The plan emerges as the White House and Republicans remain at loggerheads over averting some $600 billion in tax hikes and federal spending cuts set to start taking effect early in 2013 known as the "fiscal cliff."
The $4.1 trillion deficit-cutting plan from the Center for American Progress seeks $1.8 trillion in new revenue, compared with Obama's call to raise $1.6 trillion.
It also calls for a 28 percent tax on capital gains income for high earners, whereas Obama has called for about a 24 percent tax rate, including new taxes from the healthcare overhaul.
Further, the proposal calls for taxing income from the wealthiest Americans at 39.6 percent, the default rate if the parties deadlock on a budget deal.
The think tank was founded by Democratic strategist John Podesta, a former chief of staff to President Bill Clinton. Its current president is Neera Tanden, Obama's top domestic policy adviser during his first campaign and a healthcare adviser during his first term.
Other Democratic luminaries who signed onto the Center for American Progress paper include former Treasury Secretary Larry Summers, who was an economic adviser to Obama during his first term, and Bill Daley, who served as Obama's chief of staff. Roger Altman, a Clinton-era deputy treasury secretary and co-founder of investment firm Evercore Partners, also signed on.

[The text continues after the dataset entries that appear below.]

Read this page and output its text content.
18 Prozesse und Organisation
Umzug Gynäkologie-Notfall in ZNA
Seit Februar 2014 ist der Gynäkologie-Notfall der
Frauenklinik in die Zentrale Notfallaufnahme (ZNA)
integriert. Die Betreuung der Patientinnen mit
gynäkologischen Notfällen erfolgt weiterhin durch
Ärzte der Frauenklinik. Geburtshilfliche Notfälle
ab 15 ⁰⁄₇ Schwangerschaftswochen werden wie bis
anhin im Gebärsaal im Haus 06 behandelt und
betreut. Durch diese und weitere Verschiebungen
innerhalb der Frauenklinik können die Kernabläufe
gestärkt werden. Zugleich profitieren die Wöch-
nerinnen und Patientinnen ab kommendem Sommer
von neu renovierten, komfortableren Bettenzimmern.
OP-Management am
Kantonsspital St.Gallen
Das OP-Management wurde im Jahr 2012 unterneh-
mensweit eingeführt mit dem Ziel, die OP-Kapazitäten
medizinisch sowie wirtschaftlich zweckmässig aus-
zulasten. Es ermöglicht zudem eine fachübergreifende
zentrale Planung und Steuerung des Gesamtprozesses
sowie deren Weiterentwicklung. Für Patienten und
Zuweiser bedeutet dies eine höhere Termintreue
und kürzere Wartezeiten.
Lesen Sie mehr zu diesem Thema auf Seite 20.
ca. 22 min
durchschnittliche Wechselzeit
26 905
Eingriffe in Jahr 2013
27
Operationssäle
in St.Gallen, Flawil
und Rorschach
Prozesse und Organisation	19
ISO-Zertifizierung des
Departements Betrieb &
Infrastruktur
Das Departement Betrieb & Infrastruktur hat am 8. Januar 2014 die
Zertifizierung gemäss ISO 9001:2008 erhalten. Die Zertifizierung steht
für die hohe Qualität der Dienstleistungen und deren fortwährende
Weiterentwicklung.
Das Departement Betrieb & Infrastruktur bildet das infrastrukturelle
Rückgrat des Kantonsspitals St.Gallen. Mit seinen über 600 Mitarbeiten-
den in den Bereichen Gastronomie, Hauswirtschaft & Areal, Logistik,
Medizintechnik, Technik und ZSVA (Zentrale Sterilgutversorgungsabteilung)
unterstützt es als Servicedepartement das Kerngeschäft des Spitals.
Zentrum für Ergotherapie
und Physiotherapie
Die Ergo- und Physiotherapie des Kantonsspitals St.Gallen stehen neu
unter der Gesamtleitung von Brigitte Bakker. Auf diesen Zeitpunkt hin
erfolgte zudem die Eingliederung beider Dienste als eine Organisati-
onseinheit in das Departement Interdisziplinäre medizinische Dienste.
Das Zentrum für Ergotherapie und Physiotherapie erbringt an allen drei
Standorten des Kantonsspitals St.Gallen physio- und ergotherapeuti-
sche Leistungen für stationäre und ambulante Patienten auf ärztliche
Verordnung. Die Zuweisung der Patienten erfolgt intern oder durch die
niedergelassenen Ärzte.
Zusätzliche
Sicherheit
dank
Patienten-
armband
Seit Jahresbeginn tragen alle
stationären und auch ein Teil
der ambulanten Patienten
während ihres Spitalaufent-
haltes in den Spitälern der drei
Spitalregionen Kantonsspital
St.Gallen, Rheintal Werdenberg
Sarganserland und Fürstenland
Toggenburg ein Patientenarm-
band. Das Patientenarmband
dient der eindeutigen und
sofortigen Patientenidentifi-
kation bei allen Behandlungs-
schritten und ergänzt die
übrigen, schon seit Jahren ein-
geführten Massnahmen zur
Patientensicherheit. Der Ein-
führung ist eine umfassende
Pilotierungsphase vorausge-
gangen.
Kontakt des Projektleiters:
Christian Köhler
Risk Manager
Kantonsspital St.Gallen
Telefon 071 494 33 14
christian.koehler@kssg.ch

It is unclear what sort of impact the proposal will have on the tense negotiations. It is certain to fall flat with Republicans, who have called Obama's first offer an insult.
Republicans on Monday put their first bid on paper, calling for $800 billion in new revenue through a revamp of the tax code - but sticking to their pledge not to touch tax rates.
The Center for American Progress plan calls for replacing current standard exemptions and deductions with a "standard credit," and turning popular tax deductions into tax credits that would be limited.